Дождь. Эпизоды

     Со вчерашнего вечера идёт дождь -- тихий, монотонный, заупокойный. Серые облака лениво плывут по небу, накрывая Город грязным покрывалом как мешковиной закрывают трупы. Отдалённый дым догорающих зданий поднимается вверх растворяясь в дождливых облаках, и не поймёшь -- то ли дым поднимается вверх, то ли небо протянуло серые щупальца и ощупывает умирающий Город.
     Тихо, сыро и тоскливо, да так, что хочется кого-нибудь убить. Правда некого, ибо затишье.
     Странные мы, люди, -- идут бои думаем лишь о том, когда же это безумие кончиться, но наступившая тишина пугает больше чем рядом разорвавшаяся мина. Тишина на войне не менее опасна нежели граната без чеки, чего ждать от тишины никогда не знаешь, ну уж точно не спокойствия.
     Ну, а пока сыро и тихо. Монотонный шелест дождя сливается с бормотанием оружейников и стоном обессиленного Узбека, наступившего третьего дня на мину и лишившегося правой ступни по колено. Врачей у нас нет, медикаментов нет, ни черта нет, дойдёт Узбек не сегодня, так завтра, жаль пацана, но... Из соседней комнаты слышен ещё звук передвигаемых по доске шашек и шипение рации, но всё это сливается с дождём в один монотонный фон не выделяясь, а растворяясь в нём.
     Создаётся впечатление, что мы перенеслись в другое измерение, то ли четвёртое, то ли пятое, или находимся вообще вне всякого измерения -- Мира нет, мир это наше полу здание и видимый горизонт, а там, за пеленой дождя Космос, Другой мир.
     Уж очень хочется в это верить.
     -- Слышь, Колян, а война закончиться? -- Послышалось приглушенное бормотание в углу.
     -- Нет, если выживешь, и да, если не повезёт, -- следовал такой же тихий ответ, как будто опасающийся за тишину.

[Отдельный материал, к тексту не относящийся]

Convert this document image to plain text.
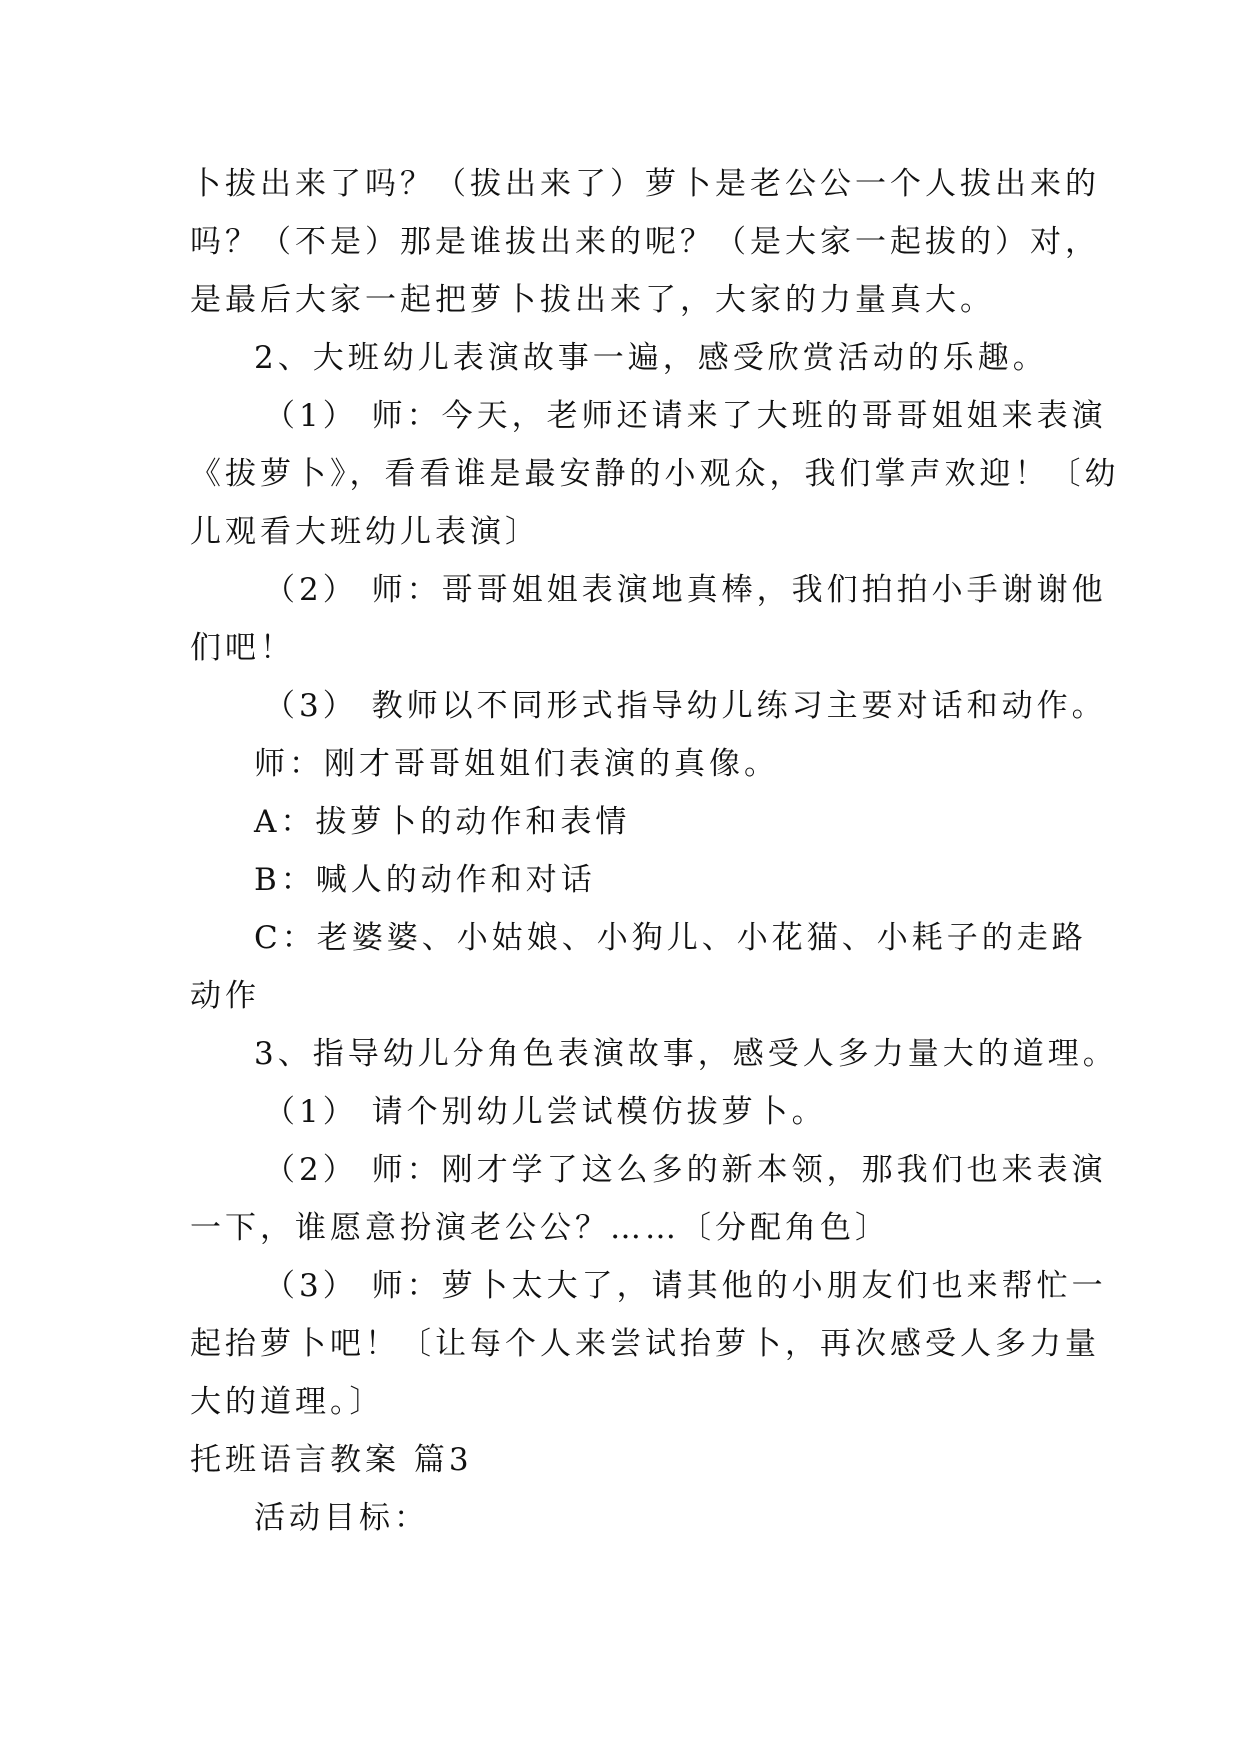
卜拔出来了吗？（拔出来了）萝卜是老公公一个人拔出来的
吗？（不是）那是谁拔出来的呢？（是大家一起拔的）对，
是最后大家一起把萝卜拔出来了，大家的力量真大。
2、大班幼儿表演故事一遍，感受欣赏活动的乐趣。
（1） 师：今天，老师还请来了大班的哥哥姐姐来表演
《拔萝卜》，看看谁是最安静的小观众，我们掌声欢迎！〔幼
儿观看大班幼儿表演〕
（2） 师：哥哥姐姐表演地真棒，我们拍拍小手谢谢他
们吧！
（3） 教师以不同形式指导幼儿练习主要对话和动作。
师：刚才哥哥姐姐们表演的真像。
A：拔萝卜的动作和表情
B：喊人的动作和对话
C：老婆婆、小姑娘、小狗儿、小花猫、小耗子的走路
动作
3、指导幼儿分角色表演故事，感受人多力量大的道理。
（1） 请个别幼儿尝试模仿拔萝卜。
（2） 师：刚才学了这么多的新本领，那我们也来表演
一下，谁愿意扮演老公公？……〔分配角色〕
（3） 师：萝卜太大了，请其他的小朋友们也来帮忙一
起抬萝卜吧！〔让每个人来尝试抬萝卜，再次感受人多力量
大的道理。〕
托班语言教案 篇3
活动目标：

     -- Да, уж, для Узбека война скоро закончиться. Чуда не будет. -- не успокаивался всё тот же тихий голос. -- Интересно, а страшно умирать?
     -- Нашёл интерес. Как Узбек страшно, а чаще и испугаться не успеешь, -- лениво отозвался ещё один стрелок, отдыхавший на ящиках от "Стрел".

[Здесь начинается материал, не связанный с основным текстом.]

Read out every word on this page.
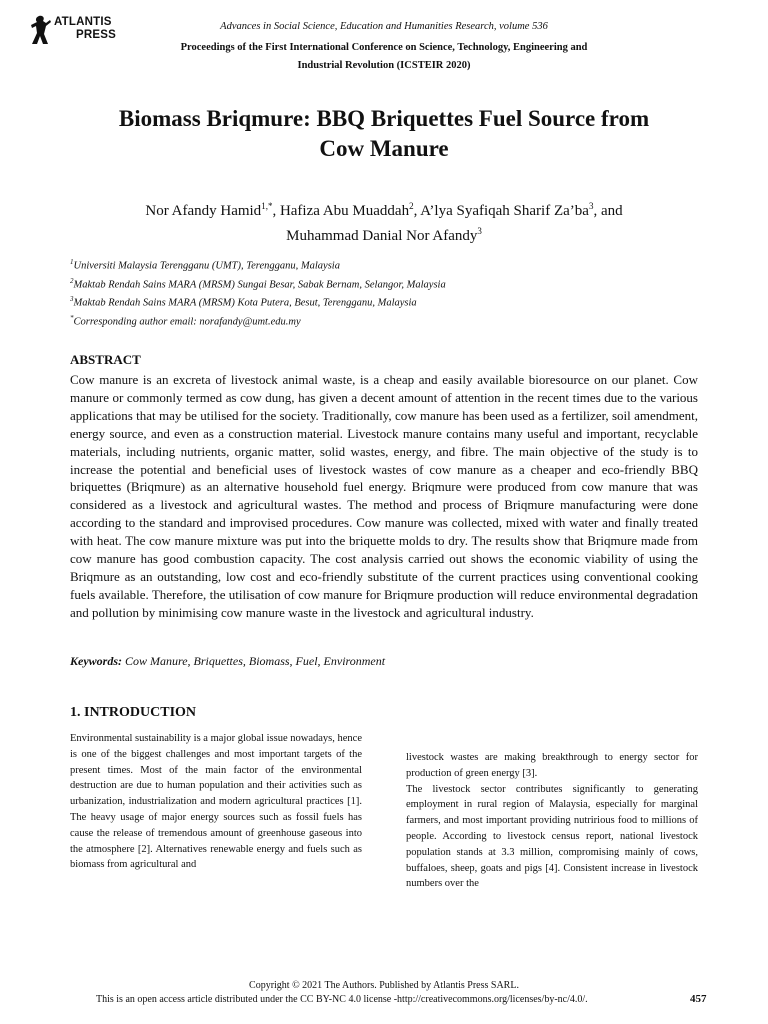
ATLANTIS
PRESS
Advances in Social Science, Education and Humanities Research, volume 536
Proceedings of the First International Conference on Science, Technology, Engineering and
Industrial Revolution (ICSTEIR 2020)
Biomass Briqmure: BBQ Briquettes Fuel Source from
Cow Manure
Nor Afandy Hamid$^{1,*}$, Hafiza Abu Muaddah$^2$, A’lya Syafiqah Sharif $Za’ba^3$, and
Muhammad Danial Nor Afandy$^3$
$^1$Universiti Malaysia Terengganu (UMT), Terengganu, Malaysia
$^2$Maktab Rendah Sains MARA (MRSM) Sungai Besar, Sabak Bernam, Selangor, Malaysia
$^3$Maktab Rendah Sains MARA (MRSM) Kota Putera, Besut, Terengganu, Malaysia
*Corresponding author email: norafandy@umt.edu.my
ABSTRACT

Cow manure is an excreta of livestock animal waste, is a cheap and easily available bioresource on our planet. Cow manure or commonly termed as cow dung, has given a decent amount of attention in the recent times due to the various applications that may be utilised for the society. Traditionally, cow manure has been used as a fertilizer, soil amendment, energy source, and even as a construction material. Livestock manure contains many useful and important, recyclable materials, including nutrients, organic matter, solid wastes, energy, and fibre. The main objective of the study is to increase the potential and beneficial uses of livestock wastes of cow manure as a cheaper and eco-friendly BBQ briquettes (Briqmure) as an alternative household fuel energy. Briqmure were produced from cow manure that was considered as a livestock and agricultural wastes. The method and process of Briqmure manufacturing were done according to the standard and improvised procedures. Cow manure was collected, mixed with water and finally treated with heat. The cow manure mixture was put into the briquette molds to dry. The results show that Briqmure made from cow manure has good combustion capacity. The cost analysis carried out shows the economic viability of using the Briqmure as an outstanding, low cost and eco-friendly substitute of the current practices using conventional cooking fuels available. Therefore, the utilisation of cow manure for Briqmure production will reduce environmental degradation and pollution by minimising cow manure waste in the livestock and agricultural industry.

Keywords: Cow Manure, Briquettes, Biomass, Fuel, Environment
1. INTRODUCTION

Environmental sustainability is a major global issue nowadays, hence is one of the biggest challenges and most important targets of the present times. Most of the main factor of the environmental destruction are due to human population and their activities such as urbanization, industrialization and modern agricultural practices [1]. The heavy usage of major energy sources such as fossil fuels has cause the release of tremendous amount of greenhouse gaseous into the atmosphere [2]. Alternatives renewable energy and fuels such as biomass from agricultural and

livestock wastes are making breakthrough to energy sector for production of green energy [3].

The livestock sector contributes significantly to generating employment in rural region of Malaysia, especially for marginal farmers, and most important providing nutririous food to millions of people. According to livestock census report, national livestock population stands at 3.3 million, compromising mainly of cows, buffaloes, sheep, goats and pigs [4]. Consistent increase in livestock numbers over the

Copyright © 2021 The Authors. Published by Atlantis Press SARL.
This is an open access article distributed under the CC BY-NC 4.0 license -http://creativecommons.org/licenses/by-nc/4.0/.	457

     -- Дед, вот ты нам скажи, как было в ваше время? У вас же было мирное время.
     Это уже кто-то зацепил и меня.
     -- Что вам сказать, пацаны? Было и мирное время. Это нам так казалось. У нас ведь не гремело, не стреляло, не падало, у нас было тихо.

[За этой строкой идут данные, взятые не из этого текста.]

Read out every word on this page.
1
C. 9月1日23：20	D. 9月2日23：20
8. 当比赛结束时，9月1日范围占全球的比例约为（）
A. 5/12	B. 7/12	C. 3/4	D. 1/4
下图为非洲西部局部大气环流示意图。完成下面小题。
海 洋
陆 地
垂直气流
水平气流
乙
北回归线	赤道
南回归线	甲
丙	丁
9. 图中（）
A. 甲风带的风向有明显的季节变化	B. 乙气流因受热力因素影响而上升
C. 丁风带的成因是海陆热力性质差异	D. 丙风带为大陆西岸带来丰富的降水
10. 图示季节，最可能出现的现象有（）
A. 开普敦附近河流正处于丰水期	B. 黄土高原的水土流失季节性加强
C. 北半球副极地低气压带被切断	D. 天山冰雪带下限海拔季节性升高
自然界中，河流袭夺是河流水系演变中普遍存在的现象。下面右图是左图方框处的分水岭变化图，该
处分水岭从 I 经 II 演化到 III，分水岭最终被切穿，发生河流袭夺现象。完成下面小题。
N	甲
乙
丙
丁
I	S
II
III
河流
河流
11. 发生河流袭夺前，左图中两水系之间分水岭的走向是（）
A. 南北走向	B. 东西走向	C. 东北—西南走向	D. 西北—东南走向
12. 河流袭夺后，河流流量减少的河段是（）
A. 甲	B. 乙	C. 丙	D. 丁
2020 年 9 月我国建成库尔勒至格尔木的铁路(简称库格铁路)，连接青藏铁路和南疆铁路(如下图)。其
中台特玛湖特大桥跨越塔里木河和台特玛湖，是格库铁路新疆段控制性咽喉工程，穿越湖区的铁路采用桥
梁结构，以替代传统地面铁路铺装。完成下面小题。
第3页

     Где то там, по Т.В., в газетах и радиоэфире шли настоящие битвы, маленькие и большие, кровавые и не очень, кто-то кого-то свергал и устанавливал своё правление, кто-то кого-то взрывал и расстреливал, бомбил и жёг фосфором, но всё это было там, за экраном, за газетной полосой и в радиоэфире, а нам было уютно и тихо на диване.
     Даже когда показывали откровенные сцены убийств, расправ над пленными, хладнокровный расстрел или резню не только военных, но и неугодных гражданских мы только поёживались и ждали продолжения. Мы смотрели жуткое реалити шоу и нам не было страшно, ведь это не с нами, но самое страшное то, что нам не было стыдно за наше равнодушие, любопытство и скрытое наслаждение -- у нас уже наступила некромания души.
     И мы называли это "мирное время". Вы ведь то же играли в эту игру, а теперь лишь по другую сторону экрана...
     -- И тут Остапа понесло...
     Это относилось ко мне, меня действительно понесло, я как будто читал перед аудиторией лекцию которых никогда не было в жизни, читал размеренно и чётко, фразы ложились сами собой, без поуз, спокойно и, возможно, отстранённо. Читал скорей даже не им, а себе, пытаясь в старом ворохе прошлых грехов найти что-то, что осмыслило бы нашу нынешнюю жизнь...
     -- Непоколебимая вера в то, что у нас этого не может быть, потому, что не может быть никогда, самоуверенность и наивность большого ребёнка сделали своё дело, и когда всё же пришла волна и на наш берег в глазах стоял немой вопрос -- НАС ТО ЗА ЧТО???!
     Но наверное было за что... Ведь война шла давно, она была всегда, но тихая и незаметная неискушённому взгляду. Как не специалисту не понятно значение пятен на теле, возможных предвестников неизлечимого недуга, так и населению не понятны хитросплетения дипломатических интриг и козни противоборствующих сторон.
     До этого, живя в огромном и мощном Государстве, прочном и сильном, нам нечего было боятся. Не имея приличного костюма мы были горды мощью Государства, боялись нас и из страха оказывали знаки уважения, для борьбы с нами создавалось новое оружие и мощные армии, блоки и прочие альянсы, мы гордились и этим.
      У Государства была экономика, как оказалось, хоть и мощная, но не жизнеспособная в открытом мире, и у Государства была идеология, на которой и стояла эта махина -- империя СССР. Идеология была не то, чтобы неверная, тут вопрос спорный до сих пор, но она слишком долго служила опорой для тяжёлого тела и как всякий материал подвержена временным изменениям, со временем постарела, дала трещину и рухнула.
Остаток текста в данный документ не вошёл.